The first GR8 featured a low-power U-series processor, but this year’s model manages to include a 65W Intel Core i7-7700 chip. That goes a long way toward improving performance, and you also get an NVIDIA GeForce GTX 1060 3GB in there.

However, the GPU is actually soldered onto the board, so it’s not upgradeable at all like the other PCs in this shootout. Performance is also slightly behind what you would get from a non-soldered GeForce GTX 1060 6GB. But all things considered, ASUS’ mini PC pumps out a decent amount of power, and it is still quite capable of handling games at 1080p.

Unfortunately, the 3GB of GDDR5 memory on the GPU can hold the system back at higher resolutions and graphics settings, so you probably won’t want to max out the settings to get a more fluid experience in more demanding titles.

Nevertheless, when it comes to future-proofing and upgradeability, the ROG GR8 II lags behind the competition by quite a bit. You’re really only able to access the RAM and storage, so while you can add in more memory and a larger drive, you’re going to be stuck with the same amount of CPU and graphics performance for the system’s lifetime.

It’s also slightly more troublesome to get at the insides of the system. You’ll first need to pry off one half of the top panel, and then remove four screws – three at the top and one at the bottom – to free up the side panel. Next, you’ll need to slide the panel sideways and toward the front of the system to get it off.

ASUS ROG GR8 II

A peek inside also reveals the multi-segmented motherboard, which is a custom design to allow ASUS to fit its hardware into such a small chassis. Thermal performance is also one of the key challenges with such a compact system, and ASUS opted for a dual-chamber cooling system that attempts to compartmentalize the heat output of both the CPU and GPU.

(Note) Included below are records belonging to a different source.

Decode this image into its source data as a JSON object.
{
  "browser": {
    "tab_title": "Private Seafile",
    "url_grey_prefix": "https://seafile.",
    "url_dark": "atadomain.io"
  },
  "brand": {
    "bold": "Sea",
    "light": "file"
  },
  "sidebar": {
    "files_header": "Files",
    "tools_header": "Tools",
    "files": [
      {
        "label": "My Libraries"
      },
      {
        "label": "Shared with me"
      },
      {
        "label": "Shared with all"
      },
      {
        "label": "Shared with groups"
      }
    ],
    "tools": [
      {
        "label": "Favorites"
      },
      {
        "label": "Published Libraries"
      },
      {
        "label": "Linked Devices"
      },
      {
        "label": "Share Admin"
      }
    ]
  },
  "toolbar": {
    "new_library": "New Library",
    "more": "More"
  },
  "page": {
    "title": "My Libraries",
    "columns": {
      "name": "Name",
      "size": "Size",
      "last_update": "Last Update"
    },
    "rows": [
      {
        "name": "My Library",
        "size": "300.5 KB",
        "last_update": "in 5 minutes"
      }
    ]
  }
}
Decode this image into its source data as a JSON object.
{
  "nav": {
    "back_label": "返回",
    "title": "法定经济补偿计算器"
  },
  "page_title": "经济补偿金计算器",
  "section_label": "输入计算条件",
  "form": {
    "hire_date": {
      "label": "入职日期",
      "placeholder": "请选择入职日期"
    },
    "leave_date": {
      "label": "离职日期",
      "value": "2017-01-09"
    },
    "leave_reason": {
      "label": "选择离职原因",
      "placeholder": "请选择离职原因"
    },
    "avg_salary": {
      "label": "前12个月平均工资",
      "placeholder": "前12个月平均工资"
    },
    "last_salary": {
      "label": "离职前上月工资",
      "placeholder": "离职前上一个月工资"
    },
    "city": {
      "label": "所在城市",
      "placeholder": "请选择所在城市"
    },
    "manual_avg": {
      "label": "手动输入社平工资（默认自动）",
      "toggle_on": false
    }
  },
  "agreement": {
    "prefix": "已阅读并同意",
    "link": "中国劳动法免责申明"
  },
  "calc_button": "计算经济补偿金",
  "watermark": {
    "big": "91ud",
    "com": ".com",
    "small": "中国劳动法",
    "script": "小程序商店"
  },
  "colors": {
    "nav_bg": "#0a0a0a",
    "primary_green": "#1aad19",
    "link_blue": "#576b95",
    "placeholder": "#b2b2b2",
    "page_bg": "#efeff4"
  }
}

Heat from the GPU is exhausted directly out the back of the case and is not recycled inside, while a separate fan blows hot air out vents at the top of the chassis from the CPU compartment.

ASUS ROG GR8 II

The GR8 II is runs relatively quiet and cool, much to our relief. There is still an audible hum when it’s working particularly hard, but it’s nothing overly bothersome.

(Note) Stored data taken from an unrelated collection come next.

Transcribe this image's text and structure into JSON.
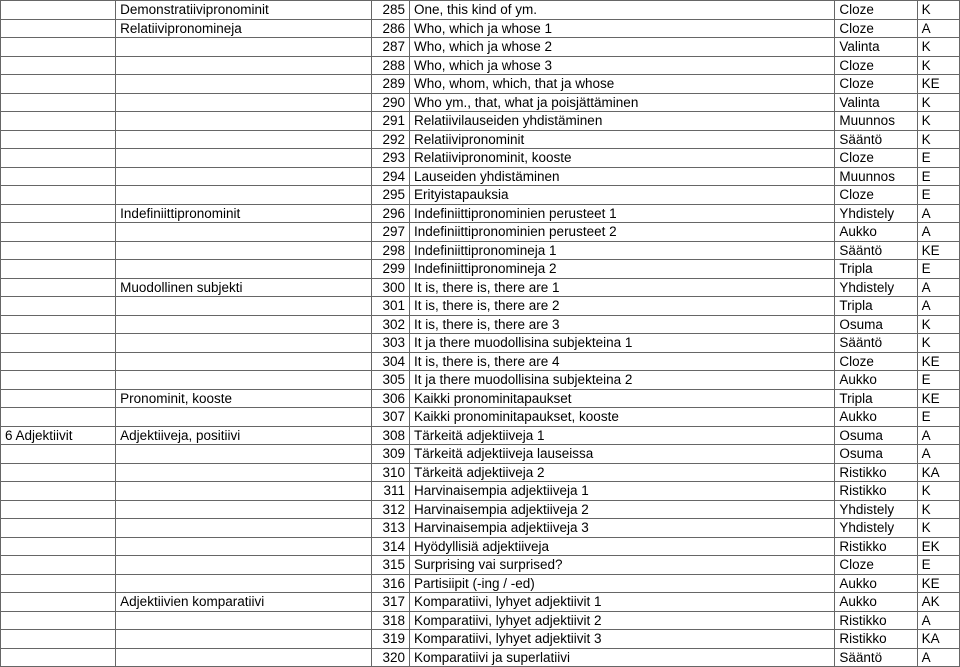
{
  "rows": [
    {
      "a": "",
      "b": "Demonstratiivipronominit",
      "c": 285,
      "d": "One, this kind of  ym.",
      "e": "Cloze",
      "f": "K"
    },
    {
      "a": "",
      "b": "Relatiivipronomineja",
      "c": 286,
      "d": "Who, which ja whose 1",
      "e": "Cloze",
      "f": "A"
    },
    {
      "a": "",
      "b": "",
      "c": 287,
      "d": "Who, which ja whose 2",
      "e": "Valinta",
      "f": "K"
    },
    {
      "a": "",
      "b": "",
      "c": 288,
      "d": "Who, which ja whose 3",
      "e": "Cloze",
      "f": "K"
    },
    {
      "a": "",
      "b": "",
      "c": 289,
      "d": "Who, whom, which, that ja whose",
      "e": "Cloze",
      "f": "KE"
    },
    {
      "a": "",
      "b": "",
      "c": 290,
      "d": "Who ym., that, what ja poisjättäminen",
      "e": "Valinta",
      "f": "K"
    },
    {
      "a": "",
      "b": "",
      "c": 291,
      "d": "Relatiivilauseiden yhdistäminen",
      "e": "Muunnos",
      "f": "K"
    },
    {
      "a": "",
      "b": "",
      "c": 292,
      "d": "Relatiivipronominit",
      "e": "Sääntö",
      "f": "K"
    },
    {
      "a": "",
      "b": "",
      "c": 293,
      "d": "Relatiivipronominit, kooste",
      "e": "Cloze",
      "f": "E"
    },
    {
      "a": "",
      "b": "",
      "c": 294,
      "d": "Lauseiden yhdistäminen",
      "e": "Muunnos",
      "f": "E"
    },
    {
      "a": "",
      "b": "",
      "c": 295,
      "d": "Erityistapauksia",
      "e": "Cloze",
      "f": "E"
    },
    {
      "a": "",
      "b": "Indefiniittipronominit",
      "c": 296,
      "d": "Indefiniittipronominien perusteet 1",
      "e": "Yhdistely",
      "f": "A"
    },
    {
      "a": "",
      "b": "",
      "c": 297,
      "d": "Indefiniittipronominien perusteet 2",
      "e": "Aukko",
      "f": "A"
    },
    {
      "a": "",
      "b": "",
      "c": 298,
      "d": "Indefiniittipronomineja 1",
      "e": "Sääntö",
      "f": "KE"
    },
    {
      "a": "",
      "b": "",
      "c": 299,
      "d": "Indefiniittipronomineja 2",
      "e": "Tripla",
      "f": "E"
    },
    {
      "a": "",
      "b": "Muodollinen subjekti",
      "c": 300,
      "d": "It is, there is, there are 1",
      "e": "Yhdistely",
      "f": "A"
    },
    {
      "a": "",
      "b": "",
      "c": 301,
      "d": "It is, there is, there are 2",
      "e": "Tripla",
      "f": "A"
    },
    {
      "a": "",
      "b": "",
      "c": 302,
      "d": "It is, there is, there are 3",
      "e": "Osuma",
      "f": "K"
    },
    {
      "a": "",
      "b": "",
      "c": 303,
      "d": "It ja there muodollisina subjekteina 1",
      "e": "Sääntö",
      "f": "K"
    },
    {
      "a": "",
      "b": "",
      "c": 304,
      "d": "It is, there is, there are 4",
      "e": "Cloze",
      "f": "KE"
    },
    {
      "a": "",
      "b": "",
      "c": 305,
      "d": "It ja there muodollisina subjekteina 2",
      "e": "Aukko",
      "f": "E"
    },
    {
      "a": "",
      "b": "Pronominit, kooste",
      "c": 306,
      "d": "Kaikki pronominitapaukset",
      "e": "Tripla",
      "f": "KE"
    },
    {
      "a": "",
      "b": "",
      "c": 307,
      "d": "Kaikki pronominitapaukset, kooste",
      "e": "Aukko",
      "f": "E"
    },
    {
      "a": "6 Adjektiivit",
      "b": "Adjektiiveja, positiivi",
      "c": 308,
      "d": "Tärkeitä adjektiiveja 1",
      "e": "Osuma",
      "f": "A"
    },
    {
      "a": "",
      "b": "",
      "c": 309,
      "d": "Tärkeitä adjektiiveja lauseissa",
      "e": "Osuma",
      "f": "A"
    },
    {
      "a": "",
      "b": "",
      "c": 310,
      "d": "Tärkeitä adjektiiveja 2",
      "e": "Ristikko",
      "f": "KA"
    },
    {
      "a": "",
      "b": "",
      "c": 311,
      "d": "Harvinaisempia adjektiiveja 1",
      "e": "Ristikko",
      "f": "K"
    },
    {
      "a": "",
      "b": "",
      "c": 312,
      "d": "Harvinaisempia adjektiiveja  2",
      "e": "Yhdistely",
      "f": "K"
    },
    {
      "a": "",
      "b": "",
      "c": 313,
      "d": "Harvinaisempia adjektiiveja  3",
      "e": "Yhdistely",
      "f": "K"
    },
    {
      "a": "",
      "b": "",
      "c": 314,
      "d": "Hyödyllisiä adjektiiveja",
      "e": "Ristikko",
      "f": "EK"
    },
    {
      "a": "",
      "b": "",
      "c": 315,
      "d": "Surprising vai surprised?",
      "e": "Cloze",
      "f": "E"
    },
    {
      "a": "",
      "b": "",
      "c": 316,
      "d": "Partisiipit (-ing / -ed)",
      "e": "Aukko",
      "f": "KE"
    },
    {
      "a": "",
      "b": "Adjektiivien komparatiivi",
      "c": 317,
      "d": "Komparatiivi, lyhyet adjektiivit 1",
      "e": "Aukko",
      "f": "AK"
    },
    {
      "a": "",
      "b": "",
      "c": 318,
      "d": "Komparatiivi, lyhyet adjektiivit 2",
      "e": "Ristikko",
      "f": "A"
    },
    {
      "a": "",
      "b": "",
      "c": 319,
      "d": "Komparatiivi, lyhyet adjektiivit 3",
      "e": "Ristikko",
      "f": "KA"
    },
    {
      "a": "",
      "b": "",
      "c": 320,
      "d": "Komparatiivi ja superlatiivi",
      "e": "Sääntö",
      "f": "A"
    }
  ]
}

And because this is also an ASUS product, there’s bound to be RGB lighting thrown in somewhere. On the GR8 II, you get fancy lighting trails running down the front panel, but these don’t really do much for the design of the PC. That said, it supports ASUS’ Aura software, so it can be synchronized with other compatible gear, but you can also turn it off entirely for a more subtle look.

ASUS ROG GR8 II

There’s not exactly a ton of USB ports to go around, with just four on the rear – two USB 3.1 (Gen 1) Type-A, one USB 3.1 (Gen 2) Type-A, and one USB 3.1 (Gen 2) Type-C port – but this should still be enough for most users. In addition, there are two USB 3.1 (Gen 1) ports on the front, which is pretty convenient.

ASUS ROG GR8 II

Our review unit came with an Intel Core i7-7700 (3.6GHz, 8MB L3 cache) processor and 16GB of DDR4-2400 RAM, double the amount of memory offered on the other systems tested here. The more powerful processor also gives it an edge in certain CPU-bound games such as Ashes of the Singularity, but because the vast majority of games today are GPU-limiting, this advantage isn’t going to be particularly noticeable most of the time.

And despite its small size, the desktop requires an external power brick for power, which detracts slightly from its claim to portability.

ASUS ROG GR8 II

The ROG GR8 II costs S$2,149, which sounds pretty reasonable in its own right. However, because you can get far better performance for around the same price or even less, the GR8 II becomes more difficult to recommend, unless you’re a fan of the ASUS brand or its particular aesthetic.